- Directed by: Carles Torrens
- Written by: Rodrigo Cortes
- Produced by: Rodrigo Cortes; Adrian Guerra;
- Starring: Kai Lennox; Gia Mantegna; Fiona Glascott; Francesc Garrido; Rick Gonzalez; Michael O'Keefe;
- Cinematography: Oscar Duran
- Edited by: Rodrigo Cortes; José Tito;
- Music by: Victor Reyes
- Production companies: Nostromo Pictures; Kinology;
- Distributed by: Magnet Releasing
- Release date: 4 May 2012 (US);
- Running time: 80 minutes
- Country: Spain
- Language: English

= Apartment 143 =

Apartment 143 (original title: Emergo) is a 2012 English-language Spanish horror film written by Rodrigo Cortes and directed by Carles Torrens.
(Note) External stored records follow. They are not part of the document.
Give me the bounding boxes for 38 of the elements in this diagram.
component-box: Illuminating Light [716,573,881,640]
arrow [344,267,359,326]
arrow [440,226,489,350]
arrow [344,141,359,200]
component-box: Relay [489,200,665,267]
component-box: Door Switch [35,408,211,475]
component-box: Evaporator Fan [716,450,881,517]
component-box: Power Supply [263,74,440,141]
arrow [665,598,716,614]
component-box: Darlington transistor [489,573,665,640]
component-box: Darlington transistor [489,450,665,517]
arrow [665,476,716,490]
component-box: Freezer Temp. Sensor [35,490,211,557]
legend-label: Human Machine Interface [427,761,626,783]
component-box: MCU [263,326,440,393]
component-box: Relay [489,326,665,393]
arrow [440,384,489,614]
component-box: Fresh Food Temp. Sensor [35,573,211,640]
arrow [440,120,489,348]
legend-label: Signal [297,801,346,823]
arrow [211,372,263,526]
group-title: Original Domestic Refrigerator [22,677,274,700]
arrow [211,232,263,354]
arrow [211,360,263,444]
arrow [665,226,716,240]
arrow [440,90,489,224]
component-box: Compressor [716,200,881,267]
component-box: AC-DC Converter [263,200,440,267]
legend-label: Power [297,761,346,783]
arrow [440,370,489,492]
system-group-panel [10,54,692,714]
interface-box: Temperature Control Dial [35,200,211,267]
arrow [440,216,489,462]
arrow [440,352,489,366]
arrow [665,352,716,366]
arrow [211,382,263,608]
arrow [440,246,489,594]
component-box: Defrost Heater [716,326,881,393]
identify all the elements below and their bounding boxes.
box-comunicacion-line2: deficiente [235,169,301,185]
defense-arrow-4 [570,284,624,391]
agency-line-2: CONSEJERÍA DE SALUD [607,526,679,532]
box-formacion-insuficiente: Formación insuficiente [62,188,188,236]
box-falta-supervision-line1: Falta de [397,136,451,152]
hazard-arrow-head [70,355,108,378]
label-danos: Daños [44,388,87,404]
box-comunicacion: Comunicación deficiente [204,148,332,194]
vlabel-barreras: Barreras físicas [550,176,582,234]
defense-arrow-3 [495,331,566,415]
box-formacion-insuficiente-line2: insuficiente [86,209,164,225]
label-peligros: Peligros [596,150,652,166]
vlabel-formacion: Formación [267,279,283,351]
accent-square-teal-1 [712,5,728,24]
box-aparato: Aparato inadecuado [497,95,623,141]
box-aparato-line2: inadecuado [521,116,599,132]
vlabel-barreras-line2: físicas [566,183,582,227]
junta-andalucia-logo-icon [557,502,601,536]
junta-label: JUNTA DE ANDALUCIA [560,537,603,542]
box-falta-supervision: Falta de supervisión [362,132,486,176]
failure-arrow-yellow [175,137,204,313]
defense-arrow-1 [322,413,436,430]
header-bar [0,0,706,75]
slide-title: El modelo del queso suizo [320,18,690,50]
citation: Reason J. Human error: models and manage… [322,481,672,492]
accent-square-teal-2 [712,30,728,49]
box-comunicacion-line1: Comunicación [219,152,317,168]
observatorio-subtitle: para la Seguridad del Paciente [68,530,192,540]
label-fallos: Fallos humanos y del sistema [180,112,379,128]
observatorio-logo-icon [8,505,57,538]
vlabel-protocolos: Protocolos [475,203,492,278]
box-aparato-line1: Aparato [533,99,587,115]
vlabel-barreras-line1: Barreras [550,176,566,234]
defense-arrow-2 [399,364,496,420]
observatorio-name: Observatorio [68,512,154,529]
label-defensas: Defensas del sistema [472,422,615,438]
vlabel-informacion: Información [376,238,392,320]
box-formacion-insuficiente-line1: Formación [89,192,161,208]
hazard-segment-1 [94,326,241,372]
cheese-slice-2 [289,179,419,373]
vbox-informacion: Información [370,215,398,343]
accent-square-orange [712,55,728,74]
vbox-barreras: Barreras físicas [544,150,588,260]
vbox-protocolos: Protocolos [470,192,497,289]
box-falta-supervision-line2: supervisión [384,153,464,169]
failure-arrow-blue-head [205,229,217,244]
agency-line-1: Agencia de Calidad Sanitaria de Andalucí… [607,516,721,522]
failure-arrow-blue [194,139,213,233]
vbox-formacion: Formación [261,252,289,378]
It was released on 4 May 2012.

==Premise==
A parapsychology team is asked to investigate the White family in Apartment 143. Alan White (Kai Lennox) has lost his wife to what was initially said to be an unspecified illness, but later clarified as an automobile accident during a psychotic episode. The family started to experience strange events shortly after the death, and relocated from their prior home to the apartment to escape them. The move was initially successful, but after about a week strange incidents resumed in the new location.

The team consists of Dr. Helzer (Michael O'Keefe), Paul Ortega (Rick Gonzalez), and the technician, Ellen Keegan (Fiona Glascott). After they set up their equipment, they get some compelling evidence on camera.

==Cast==
- Kai Lennox ... Alan White
- Gia Mantegna ... Caitlin White
- Fiona Glascott ... Ellen Keegan
- Francesc Garrido ... Heseltine
- Rick Gonzalez ... Paul Ortega
- Michael O'Keefe ... Dr. Helzer
- Damian Roman ... Benny White
- Laura Martuscelli ... Cynthia
- Fermi Reixach ... Lamson

==Reception==
Apartment 143 currently has a 17% on Rotten Tomatoes based on 6 reviews, with an average rating of 2.9/10.